There are clear signs that after 10 years in power, the top Justice and Development Party (AKP) leadership has grown confused, even paranoid. And yet the paranoia has some basis. Despite the AKP’s repeated election wins, the Islamist-rooted party has suffered a decade of almost constant attack from what Turks call the “deep state”—the judges and military men who regard themselves as the guardians of Turkey’s secular state. There’s credible evidence that sections of the military really have been hatching plots to destabilize the government with assassinations, bombings, and disinformation. Ultrasecularist judges, egged on and publicly supported by the generals, have mounted a series of legal challenges to the AKP’s very existence, even as the country’s voters have continued to back the party. “Only the paranoid survive,” says one longtime associate of Erdogan’s who requested anonymity.

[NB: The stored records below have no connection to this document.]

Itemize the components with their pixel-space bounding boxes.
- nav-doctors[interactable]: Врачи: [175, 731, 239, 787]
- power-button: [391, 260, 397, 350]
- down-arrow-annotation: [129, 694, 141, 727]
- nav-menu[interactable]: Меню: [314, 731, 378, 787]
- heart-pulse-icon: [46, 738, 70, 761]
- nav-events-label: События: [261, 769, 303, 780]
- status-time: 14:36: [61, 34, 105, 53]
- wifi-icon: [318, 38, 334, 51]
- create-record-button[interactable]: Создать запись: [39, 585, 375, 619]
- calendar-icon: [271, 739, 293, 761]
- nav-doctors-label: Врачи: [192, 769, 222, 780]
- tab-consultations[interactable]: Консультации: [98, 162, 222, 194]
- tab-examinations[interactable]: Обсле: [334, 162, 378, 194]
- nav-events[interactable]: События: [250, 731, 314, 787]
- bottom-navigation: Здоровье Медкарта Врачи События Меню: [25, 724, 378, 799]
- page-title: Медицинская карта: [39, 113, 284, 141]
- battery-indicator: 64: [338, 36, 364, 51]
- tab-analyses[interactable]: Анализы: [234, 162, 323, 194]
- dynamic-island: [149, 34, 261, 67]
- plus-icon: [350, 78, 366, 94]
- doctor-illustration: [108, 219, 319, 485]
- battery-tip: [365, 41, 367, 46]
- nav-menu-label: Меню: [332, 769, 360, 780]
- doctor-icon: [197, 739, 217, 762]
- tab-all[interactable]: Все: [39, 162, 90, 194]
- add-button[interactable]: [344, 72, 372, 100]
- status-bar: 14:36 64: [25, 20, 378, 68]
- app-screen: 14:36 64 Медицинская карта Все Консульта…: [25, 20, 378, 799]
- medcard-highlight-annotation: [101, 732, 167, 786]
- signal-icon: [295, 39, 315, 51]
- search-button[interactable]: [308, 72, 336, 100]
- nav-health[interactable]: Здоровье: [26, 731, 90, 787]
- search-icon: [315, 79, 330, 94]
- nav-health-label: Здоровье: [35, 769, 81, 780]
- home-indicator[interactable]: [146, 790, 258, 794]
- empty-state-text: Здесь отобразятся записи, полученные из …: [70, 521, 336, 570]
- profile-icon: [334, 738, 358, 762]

At this point, Erdogan’s Turkey is backsliding toward the authoritarian military rule of the 1980s. Revolutionaries always need to guard against becoming a reflection of the regime they replaced. In other words, as the jailed journalist Ahmed Sik told an Istanbul court a few weeks ago, “History proves [to] us that any power that tears down its predecessor keeps the bad seeds of the overthrown inside itself.” Perhaps the attack on Erdogan’s Kurdish initiative will finally convince him that the judicial machine has run amok, despite having served his interests for so long. Cracking down on it will inevitably—and ironically—provoke charges that he’s trying to influence the judicial process. But Turkey’s broken justice system has become a disgrace to him and a serious obstacle to his old dream of an “advanced democracy.” As Putin also is learning, jailing opponents doesn’t silence criticism. It amplifies it.